Quality System Integration
In a constantly-changing business environment, manufacturers of both medical devices and pharmaceuticals are in constant flux. In a merger/acquisition situation, a new company with a an entirely different quality-system will need to integrate its processes and procedures with the parent company. This task has the potential to be very time-consuming for the parent organization, but is required because standards dictate that executive management is accountable for the quality-management system.
Integration is part of the assimilation process to ensure management applies consistent criteria consistent when evaluating quality and business risks. Failure to integrate could lead to misapplication of risk estimates under two systems that may lead to faulty decision-making, or even compliance gaps.
Compliance Team’s approach is to involve management from the beginning with the end in mind. The goals for assimilation are paramount, and there is no “one size fits all” approach. Some companies merge for organizational reasons (for example, to acquire an organization with proficiency to handle tasks that had previously been outsourced) and others merge for technological ones (for example, to combine a device platform with novel chemistry to yield a revolutionary new product). The integration plan needs to stay true to the purpose.
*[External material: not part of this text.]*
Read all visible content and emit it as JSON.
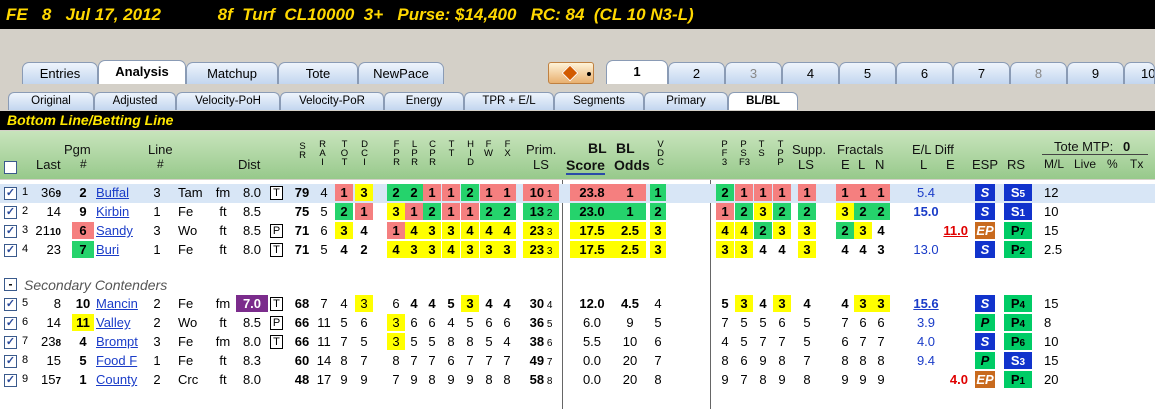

The assessment will determine which quality subsystems can be easily integrated. Examples include training the acquired company on the parent company’s policies and procedures, and/or by granting the acquired company access to the parent company’s online tools. The assessment will also identify needs for detailed review, and potential remediation. An example of this would include conversion of paper records into an electronic system, when an online form may have requirements for information that was not required in the paper-based system. Another example would be the need to re-evaluate risks in a consistent manner to parent company criteria.
Implicit to quality-system integration is the split-up of a quality-system during a divestiture. Divestiture is an opportunity to simplify previously bureaucratic processes now that the organization become more nimble and agile. SOPs may be able to be cut to a fraction of their original length simply by omitting or simplifying requirements that no longer apply to a smaller business entity.